The Senate confirmed Michael Selig (53-43) as CFTC Chair on Thursday, placing a Paul Atkins advisor and former crypto lawyer in charge of the agency poised to oversee spot digital markets.

The Pivot Point

The Senate confirmed Michael Selig as the 15th Chairman of the Commodity Futures Trading Commission (CFTC) on Thursday, cementing a decisive shift in U.S. crypto policy. The 53-43 vote installs a regulator whose resume reads like a wishlist for the digital asset industry: former partner at Willkie Farr & Gallagher, advisor to SEC Chair Paul Atkins, and a clerk for “Crypto Dad” Chris Giancarlo.

Selig replaces Acting Chair Caroline Pham, who departed to become Chief Legal Officer at MoonPay.
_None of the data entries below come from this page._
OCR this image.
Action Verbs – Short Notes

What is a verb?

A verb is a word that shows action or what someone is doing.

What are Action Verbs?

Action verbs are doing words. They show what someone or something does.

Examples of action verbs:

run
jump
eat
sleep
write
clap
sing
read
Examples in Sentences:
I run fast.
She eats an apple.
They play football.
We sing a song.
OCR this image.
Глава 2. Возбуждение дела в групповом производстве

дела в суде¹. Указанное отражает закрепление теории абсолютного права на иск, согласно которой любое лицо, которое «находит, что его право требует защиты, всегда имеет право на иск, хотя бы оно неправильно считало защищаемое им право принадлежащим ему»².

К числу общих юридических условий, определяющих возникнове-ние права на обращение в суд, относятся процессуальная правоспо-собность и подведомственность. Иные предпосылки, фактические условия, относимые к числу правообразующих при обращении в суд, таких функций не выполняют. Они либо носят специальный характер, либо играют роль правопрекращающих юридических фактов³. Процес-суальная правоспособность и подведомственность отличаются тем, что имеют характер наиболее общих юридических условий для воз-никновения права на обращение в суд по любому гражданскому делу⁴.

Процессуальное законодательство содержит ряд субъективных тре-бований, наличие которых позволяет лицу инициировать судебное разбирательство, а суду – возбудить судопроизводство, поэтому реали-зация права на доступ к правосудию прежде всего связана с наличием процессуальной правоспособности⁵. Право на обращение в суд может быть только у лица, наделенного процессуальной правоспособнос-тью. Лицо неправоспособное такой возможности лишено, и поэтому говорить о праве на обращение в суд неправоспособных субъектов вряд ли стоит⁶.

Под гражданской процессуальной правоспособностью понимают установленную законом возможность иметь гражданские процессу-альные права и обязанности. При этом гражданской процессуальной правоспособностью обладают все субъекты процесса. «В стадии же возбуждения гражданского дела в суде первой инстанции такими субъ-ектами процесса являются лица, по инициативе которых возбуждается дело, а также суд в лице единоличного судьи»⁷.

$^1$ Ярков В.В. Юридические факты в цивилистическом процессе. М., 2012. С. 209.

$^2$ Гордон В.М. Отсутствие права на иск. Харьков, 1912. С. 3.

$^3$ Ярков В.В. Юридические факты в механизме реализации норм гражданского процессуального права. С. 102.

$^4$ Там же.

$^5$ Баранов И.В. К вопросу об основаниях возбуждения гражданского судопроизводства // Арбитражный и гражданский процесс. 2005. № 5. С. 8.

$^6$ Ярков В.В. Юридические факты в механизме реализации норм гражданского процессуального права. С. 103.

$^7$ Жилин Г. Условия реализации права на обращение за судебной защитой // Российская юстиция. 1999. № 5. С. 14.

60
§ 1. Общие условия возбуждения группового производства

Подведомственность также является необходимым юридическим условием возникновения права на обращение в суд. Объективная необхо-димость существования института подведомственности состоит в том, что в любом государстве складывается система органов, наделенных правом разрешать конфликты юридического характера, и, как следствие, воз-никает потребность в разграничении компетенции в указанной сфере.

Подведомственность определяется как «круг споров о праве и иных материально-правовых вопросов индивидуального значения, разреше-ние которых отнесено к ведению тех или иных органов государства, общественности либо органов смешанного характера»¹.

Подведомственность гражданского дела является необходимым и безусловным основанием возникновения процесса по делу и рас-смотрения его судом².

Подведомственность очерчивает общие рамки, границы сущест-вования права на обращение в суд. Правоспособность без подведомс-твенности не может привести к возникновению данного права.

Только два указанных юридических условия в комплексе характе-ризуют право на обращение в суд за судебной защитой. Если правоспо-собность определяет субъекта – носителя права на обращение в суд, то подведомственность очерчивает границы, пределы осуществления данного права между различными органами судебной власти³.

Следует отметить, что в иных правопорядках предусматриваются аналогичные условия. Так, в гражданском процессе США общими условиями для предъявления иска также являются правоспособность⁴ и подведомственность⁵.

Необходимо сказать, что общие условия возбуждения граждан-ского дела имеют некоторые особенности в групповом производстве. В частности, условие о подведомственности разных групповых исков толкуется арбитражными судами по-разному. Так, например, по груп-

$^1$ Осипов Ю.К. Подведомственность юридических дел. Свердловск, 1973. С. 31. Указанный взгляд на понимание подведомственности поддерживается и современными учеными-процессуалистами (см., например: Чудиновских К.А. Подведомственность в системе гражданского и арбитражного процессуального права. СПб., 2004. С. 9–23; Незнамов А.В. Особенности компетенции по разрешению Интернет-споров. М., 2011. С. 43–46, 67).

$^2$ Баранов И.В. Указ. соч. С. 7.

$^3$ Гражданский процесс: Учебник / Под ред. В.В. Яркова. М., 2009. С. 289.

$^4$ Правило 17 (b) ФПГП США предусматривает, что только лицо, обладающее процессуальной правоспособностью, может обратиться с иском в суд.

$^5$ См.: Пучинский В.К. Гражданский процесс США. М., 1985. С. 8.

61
His confirmation is not just a personnel change. It is the final piece of a regulatory overhaul intended to dismantle the hostile environment of the previous administration.

I’m in favor of the minimum effective dose of regulation, no more, no less. . Michael Selig, Confirmation Hearing

From Wheat to Wallets

Selig takes the helm as Congress prepares to massively expand the agency’s jurisdiction. The pending CLARITY Act, which passed the House in July, would grant the CFTC primary oversight of spot digital commodity markets. This legislation effectively rebrands the regulator from an agricultural watchdog into the primary sheriff of a $3 trillion crypto economy.

The new Chairman faces immediate logistical hurdles. The CFTC is currently operating with a skeletal commission and faces a potential 20% budget cut. Selig must now build a regime capable of policing 24/7 global markets with resources designed for grain silos.

Institutional Context

The market response was muted, with Bitcoin holding steady near $86,000 on Thursday. The lack of volatility suggests the confirmation was fully priced in. Smart money is looking further out: Selig’s alignment with SEC Chair Atkins signals the end of the inter-agency turf wars that plagued the industry for years. For institutional allocators, regulatory clarity is no longer a hope. It is personnel policy.